The pay-to-play scheme for the Obamacare exchanges is the result of widespread reluctance among the states to set up the insurance “marketplaces” through which the uninsured will theoretically purchase “affordable” care. The New York Times reports, “The Obama administration said Friday that more than half the states had rejected its pleas to set up their own health insurance exchanges.” The Times insinuates that this is nothing but a mean-spirited GOP refusal to “join a White House campaign to provide health insurance to all Americans.” But the real problem is that the push for states to create their own exchanges is a scam designed to trick them into enabling and enforcing the worst of Obamacare’s provisions.

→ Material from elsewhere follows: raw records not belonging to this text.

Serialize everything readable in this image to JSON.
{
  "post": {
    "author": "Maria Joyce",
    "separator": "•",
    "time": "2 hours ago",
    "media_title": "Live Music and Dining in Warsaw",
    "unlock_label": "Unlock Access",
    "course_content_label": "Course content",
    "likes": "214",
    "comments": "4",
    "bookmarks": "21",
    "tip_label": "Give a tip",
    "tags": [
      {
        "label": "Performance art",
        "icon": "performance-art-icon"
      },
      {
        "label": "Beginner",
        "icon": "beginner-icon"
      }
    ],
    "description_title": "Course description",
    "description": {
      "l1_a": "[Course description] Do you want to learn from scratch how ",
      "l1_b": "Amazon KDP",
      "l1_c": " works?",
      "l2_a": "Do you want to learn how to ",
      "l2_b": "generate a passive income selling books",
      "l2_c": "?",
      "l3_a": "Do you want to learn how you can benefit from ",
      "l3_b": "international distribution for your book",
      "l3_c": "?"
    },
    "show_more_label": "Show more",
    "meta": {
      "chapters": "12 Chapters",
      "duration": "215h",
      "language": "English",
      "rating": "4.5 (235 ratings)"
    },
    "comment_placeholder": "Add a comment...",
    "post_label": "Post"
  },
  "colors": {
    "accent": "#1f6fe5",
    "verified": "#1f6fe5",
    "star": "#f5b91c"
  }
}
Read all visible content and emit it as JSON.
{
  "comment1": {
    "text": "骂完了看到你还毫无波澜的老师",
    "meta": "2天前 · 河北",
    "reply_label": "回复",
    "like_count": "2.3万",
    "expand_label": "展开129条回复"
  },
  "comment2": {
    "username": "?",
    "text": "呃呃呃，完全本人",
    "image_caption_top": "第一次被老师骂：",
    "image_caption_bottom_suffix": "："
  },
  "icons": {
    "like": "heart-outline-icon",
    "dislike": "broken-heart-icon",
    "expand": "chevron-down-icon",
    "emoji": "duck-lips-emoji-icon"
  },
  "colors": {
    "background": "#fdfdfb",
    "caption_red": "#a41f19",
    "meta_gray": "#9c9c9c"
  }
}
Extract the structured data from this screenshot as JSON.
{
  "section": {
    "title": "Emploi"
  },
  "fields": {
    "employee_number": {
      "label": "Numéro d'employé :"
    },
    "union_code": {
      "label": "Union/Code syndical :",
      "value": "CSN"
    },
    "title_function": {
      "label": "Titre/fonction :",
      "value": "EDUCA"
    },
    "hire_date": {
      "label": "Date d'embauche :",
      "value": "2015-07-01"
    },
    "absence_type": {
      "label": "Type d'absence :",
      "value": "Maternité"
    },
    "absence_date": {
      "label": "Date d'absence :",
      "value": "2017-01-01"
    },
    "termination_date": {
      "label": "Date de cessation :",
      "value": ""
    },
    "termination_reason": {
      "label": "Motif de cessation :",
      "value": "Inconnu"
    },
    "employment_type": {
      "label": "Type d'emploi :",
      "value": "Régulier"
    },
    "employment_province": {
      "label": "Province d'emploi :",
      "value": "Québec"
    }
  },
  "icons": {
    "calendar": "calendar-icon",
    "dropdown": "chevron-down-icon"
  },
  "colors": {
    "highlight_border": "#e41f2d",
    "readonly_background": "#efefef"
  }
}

As I wrote last month, if the states refuse to set up exchanges, they cut off the subsidies and tax credits that are the lifeblood of Obamacare. Moreover, states that decline to set up these enabling bureaucracies will also be protecting their business communities from job-killing federal penalties — even if the federal government comes in and sets up its own exchanges. Why? Because the hilariously titled “Affordable Care Act” forbids the federal government from funneling premium assistance or levying employer fines through a federally-created exchange. In other words, a federally-created exchange has no legitimate funding mechanism and will therefore be unable to carry out its ostensible function.
This is why Commissar Sebelius has decided, probably illegally, to charge insurance carriers “for the privilege of selling health insurance to millions of Americans” via federal exchanges. Will the insurance companies be willing to participate? Perhaps. “Fees charged for use of the federal exchange come on top of a separate annual fee to be imposed on health insurance companies to help offset the cost of expanding coverage under the new law.” But the upside for the insurance companies is that the new Sebelius edict allows them to pass on her new user fees to the uninsured: “The proposed fees could add 3.5 percent to premiums for private health plans.” This is what Sebelius and her boss call “affordable care.”
If this pay-to-play scheme gives off a pungent odor, it smells like Chanel No. 5 compared to the deal HHS cut with a company called Quality Software Services, Inc. (QSSI). QSSI was hired to build a database that will be used to monitor the activity of the exchanges. The deal starts to smell upon close examination of the HHS agency that awarded the contract, the Center for Consumer Information and Insurance Oversight (CCIIO). CCIIO’s director at the time was one Steve Larsen. Larsen now works for a subsidiary of UnitedHealth Group — which owns QSSI. In other words, as Jeffrey Anderson puts it, “The person who ran the government entity that awarded that contract has since accepted a position with a different subsidiary of that same company.”
If the name “Steve Larsen” and that of his former agency sound familiar, they should. This is the gentleman who issued the infamous Obamacare waivers to a variety of Democrat donors in 2010 and 2011. And it was it was also during Larsen’s tenure at CCIIO that it began establishing “information collection requirements” (ICRs) for a government database containing the private health care information of all Americans, including those not enrolled in any government insurance program. Now, having been instrumental in designing the Obamacare exchanges and delineating the private health data they will feed to HHS, Larsen works for one of the best funded and largest “competitors” for customers who will buy coverage through those “marketplaces.”
How can Sebelius and her minions get away with such skullduggery? Because Obamacare grants “the Secretary” enormous “discretion” in her efforts to implement Obamacare. Sebelius has clearly interpreted this “discretion” so broadly that she doesn’t feel constrained by any code of ethical conduct or inconvenient law. So, she does whatever it takes. And if it “takes” your liberty, privacy and money, not to worry. Like Nancy Pelosi, she’s a member of the anti-corruption party.